Return of the Titty Tax

New 'nudity' tax could include not just strip clubs but cabarets, bars, fashion shows, and even mainstream theatres

Return of the Titty Tax
Illustration by Doug Potter

Define "nude." If you think it means no clothes, think again. Now define "sexually oriented business." If you're thinking adult store or topless bar, wrong again. A new admission surcharge, which its Legislature sponsors say is just supposed to affect Texas strip joints, could in fact sweep up cabarets, bars, fashion shows, and even mainstream theatres – while potentially violating both the First Amendment and the state tax code.

House Bill 1751, which takes effect Jan. 1, will charge "sexually oriented businesses" (known in legislative circles as "SOBs") that provide live nude entertainment a fee of $5 per customer. The bill, however, defines "nude" as "entirely unclothed; or ... clothed in a manner that leaves uncovered or visible through less than fully opaque clothing any portion of the breasts below the top of the areola of the breasts, if the person is female, or any portion of the genitals or buttocks." Texas already has a statutory definition of SOB, but the bill extends that to any venue that allows the consumption of alcohol and provides live nude performance. According to First Amendment attorney Arthur Selander, "This would include a theatre staging a performance of Hair."

In 2005 a similar surcharge bill, proposed by the Texas Association Against Sexual Assault and backed by Gov. Rick Perry, would have dedicated the cash to public education, but it was widely ridiculed as "Tits for Tots" and rejected by the Lege. Lawrence Collins, a lobbyist for TAASA, said the association started shopping the idea around again to legislators in the interim, finally getting freshman Rep. Ellen Cohen, D-Houston, to sponsor it in the House. Bill Kelly, Cohen's chief of staff, said that as president and CEO of the Houston Area Women's Center, Cohen had been looking for ways to finance a statewide fund for agencies supporting victims of sexual abuse and bolster the patchwork of coverage that has left 54 counties with no program. The first $25 million per biennium raised by the surcharge goes to the newly founded Sexual-Assault Program Fund, to be split between a variety of state, local, and faith-based agencies. The rest will go into the Texas Health Opportunity Pool, established under Senate Bill 10. Having sexually oriented businesses pay for the programs, Kelly said, was an "apples-to-apples comparison, where an industry that predominantly employs women would benefit victims of a crime that predominantly affects women." He added that Cohen intended the bill to cover only traditional SOBs. "If there's a performance of Shake­speare with a bare breast, we're not going after that," he said. "We're not trying to be the morality police."
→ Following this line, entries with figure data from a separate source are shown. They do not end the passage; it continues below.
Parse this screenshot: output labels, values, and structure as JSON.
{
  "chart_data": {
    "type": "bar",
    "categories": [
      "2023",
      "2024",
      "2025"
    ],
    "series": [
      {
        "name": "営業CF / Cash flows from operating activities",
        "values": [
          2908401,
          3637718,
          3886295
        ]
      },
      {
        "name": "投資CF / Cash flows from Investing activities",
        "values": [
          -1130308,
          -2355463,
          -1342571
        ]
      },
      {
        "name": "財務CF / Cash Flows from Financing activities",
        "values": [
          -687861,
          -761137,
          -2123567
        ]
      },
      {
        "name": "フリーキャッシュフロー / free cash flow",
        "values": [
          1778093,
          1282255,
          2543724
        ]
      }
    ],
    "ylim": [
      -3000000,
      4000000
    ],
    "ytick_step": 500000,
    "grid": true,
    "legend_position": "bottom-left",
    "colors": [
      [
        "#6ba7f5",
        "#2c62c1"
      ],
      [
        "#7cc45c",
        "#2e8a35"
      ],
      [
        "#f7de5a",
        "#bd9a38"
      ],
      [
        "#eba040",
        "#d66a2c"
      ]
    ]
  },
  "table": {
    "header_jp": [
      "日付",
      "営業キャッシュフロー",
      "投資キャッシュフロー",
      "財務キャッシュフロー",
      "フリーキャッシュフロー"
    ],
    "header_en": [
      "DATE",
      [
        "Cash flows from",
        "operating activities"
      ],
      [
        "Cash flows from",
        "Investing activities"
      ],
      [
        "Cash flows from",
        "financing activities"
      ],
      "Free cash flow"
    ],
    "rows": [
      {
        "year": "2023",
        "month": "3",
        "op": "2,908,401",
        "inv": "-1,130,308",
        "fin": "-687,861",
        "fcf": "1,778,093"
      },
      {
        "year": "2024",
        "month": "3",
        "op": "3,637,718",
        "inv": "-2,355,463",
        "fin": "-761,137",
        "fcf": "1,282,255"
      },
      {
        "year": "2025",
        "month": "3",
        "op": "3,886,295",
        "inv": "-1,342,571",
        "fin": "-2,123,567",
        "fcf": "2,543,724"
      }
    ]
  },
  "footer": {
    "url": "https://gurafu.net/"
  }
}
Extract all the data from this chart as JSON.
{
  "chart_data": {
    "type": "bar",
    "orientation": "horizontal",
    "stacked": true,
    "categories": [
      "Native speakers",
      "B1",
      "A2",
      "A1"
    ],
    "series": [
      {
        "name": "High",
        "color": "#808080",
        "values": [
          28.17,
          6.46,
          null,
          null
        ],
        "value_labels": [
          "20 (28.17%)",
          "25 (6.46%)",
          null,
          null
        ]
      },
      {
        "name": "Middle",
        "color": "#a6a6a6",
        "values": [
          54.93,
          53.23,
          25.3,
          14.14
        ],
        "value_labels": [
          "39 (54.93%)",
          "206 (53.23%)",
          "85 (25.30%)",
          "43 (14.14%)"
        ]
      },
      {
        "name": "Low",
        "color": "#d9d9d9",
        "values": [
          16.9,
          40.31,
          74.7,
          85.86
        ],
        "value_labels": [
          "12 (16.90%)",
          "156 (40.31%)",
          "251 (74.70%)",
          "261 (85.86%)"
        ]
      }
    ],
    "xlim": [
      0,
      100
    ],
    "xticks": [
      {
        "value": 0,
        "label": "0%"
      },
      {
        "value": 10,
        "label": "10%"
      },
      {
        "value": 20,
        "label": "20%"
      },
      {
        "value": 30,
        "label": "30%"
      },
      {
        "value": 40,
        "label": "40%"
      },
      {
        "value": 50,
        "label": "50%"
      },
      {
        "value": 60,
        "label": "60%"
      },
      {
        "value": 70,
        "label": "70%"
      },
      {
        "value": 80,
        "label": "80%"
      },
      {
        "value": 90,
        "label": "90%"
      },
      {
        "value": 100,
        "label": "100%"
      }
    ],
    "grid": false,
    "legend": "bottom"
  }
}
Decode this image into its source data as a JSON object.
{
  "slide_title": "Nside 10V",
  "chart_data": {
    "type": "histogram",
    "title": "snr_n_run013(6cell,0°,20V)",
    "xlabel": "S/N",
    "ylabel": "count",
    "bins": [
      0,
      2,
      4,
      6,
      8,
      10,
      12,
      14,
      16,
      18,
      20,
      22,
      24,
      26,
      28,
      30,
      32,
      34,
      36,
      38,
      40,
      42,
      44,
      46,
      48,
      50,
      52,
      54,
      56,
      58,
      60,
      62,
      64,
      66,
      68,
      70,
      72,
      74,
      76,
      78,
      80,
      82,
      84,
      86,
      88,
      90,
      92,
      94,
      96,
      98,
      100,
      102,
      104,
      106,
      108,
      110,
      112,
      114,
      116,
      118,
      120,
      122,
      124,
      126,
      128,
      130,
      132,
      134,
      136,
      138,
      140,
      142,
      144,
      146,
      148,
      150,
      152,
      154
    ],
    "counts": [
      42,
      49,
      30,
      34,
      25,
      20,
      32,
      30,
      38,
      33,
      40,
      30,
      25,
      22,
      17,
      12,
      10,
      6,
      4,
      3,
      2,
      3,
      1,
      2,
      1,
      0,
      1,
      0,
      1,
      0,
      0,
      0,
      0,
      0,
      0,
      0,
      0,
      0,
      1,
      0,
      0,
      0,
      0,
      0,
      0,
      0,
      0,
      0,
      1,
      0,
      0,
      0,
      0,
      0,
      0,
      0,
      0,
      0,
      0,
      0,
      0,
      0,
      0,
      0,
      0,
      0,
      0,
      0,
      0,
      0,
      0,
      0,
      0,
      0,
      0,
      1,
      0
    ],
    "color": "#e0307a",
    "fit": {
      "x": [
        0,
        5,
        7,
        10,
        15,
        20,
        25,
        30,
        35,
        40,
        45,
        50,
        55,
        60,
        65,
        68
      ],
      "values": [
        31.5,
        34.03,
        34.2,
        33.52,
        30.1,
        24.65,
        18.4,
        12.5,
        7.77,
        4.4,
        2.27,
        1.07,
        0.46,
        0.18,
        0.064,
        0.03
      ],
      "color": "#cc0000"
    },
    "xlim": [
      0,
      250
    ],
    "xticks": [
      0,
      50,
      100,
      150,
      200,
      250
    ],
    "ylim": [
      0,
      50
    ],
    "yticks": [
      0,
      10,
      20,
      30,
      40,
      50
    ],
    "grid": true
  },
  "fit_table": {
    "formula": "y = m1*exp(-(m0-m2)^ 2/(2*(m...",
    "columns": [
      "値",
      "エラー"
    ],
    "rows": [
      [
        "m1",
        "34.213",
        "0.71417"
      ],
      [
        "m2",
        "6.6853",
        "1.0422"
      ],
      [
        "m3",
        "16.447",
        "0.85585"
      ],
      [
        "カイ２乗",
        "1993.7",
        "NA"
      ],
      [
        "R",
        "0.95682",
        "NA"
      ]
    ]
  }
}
But enforcement and interpretation of the law will be left to the state comptroller's office. Bryant Lomax, tax policy division manager responsible for developing the interpretation guidelines, said his office would take "the plain meaning of the words in the statute and [try] to apply them as reasonably as possible." This means the broadest definitions of "nudity" and "sexually oriented business" the bill allows. A venue could be appraised on a night-by-night basis: If a sports bar held a wet T-shirt contest, for example, it would have to pay the surcharge for that one night. When asked if this would include a theatrical performance with nudity as defined by the bill, Lomax said, "By the language of the bill, [it] would." He also said Cohen had been informed of this broad interpretation and agreed with it.

While other tax bills came into effect Sept. 1, this surcharge was deliberately pushed back to the end of the year "to allow the comptroller's office to set good rules under the definitions," Kelly said. This has led to some head-scratching for Lomax's staff members over the interpretation of "nude," as when they were approached by a bar whose waitstaff wear bikinis and asked whether their business would be liable. "We asked questions about what we're talking about when we say 'bathing suit,'" Lomax said. "Are we talking a regular bikini, string bikini, thongs, or spaghetti straps?" The answer, then, would effectively depend on the comptroller's sexually oriented judgment.

While Kelly said he did not expect any First Amendment challenges, Selander warned that the surcharge could violate the freedom of speech clauses of both the U.S. and Texas constitutions. "This is essentially a tax based on the content of expression," he said, "and it will have a chilling effect."

According to tax attorney James Martens, free expression is not the only right potentially violated by this law, and it could breach provisions in the Texas Constitution about unfair taxation. The bill calls the surcharge a "fee," but in Texas a fee must be spent on regulating the industry from which it is raised. Since this revenue would not go to regulation, it should be classified as a "tax" and therefore cannot be restricted to one type of venue providing nude entertainment, such as strip joints. That may be why, Martens said, the comptroller's office is taking such a sweeping interpretation. "If they apply it broadly, they face less of a constitutional challenge," he said.

Brodie Owen, promotions manager for the Yellow Rose club, said this could cripple smaller businesses. "If you're a club that only does $50,000 a month, a hundred customers a day is $15,000 straight out of revenue," he said. "This affects everyone in the industry. Bar staff, managers, waiters, dancers – they have all chosen a legitimate trade. Someone is going to challenge this law. I just hope it's soon."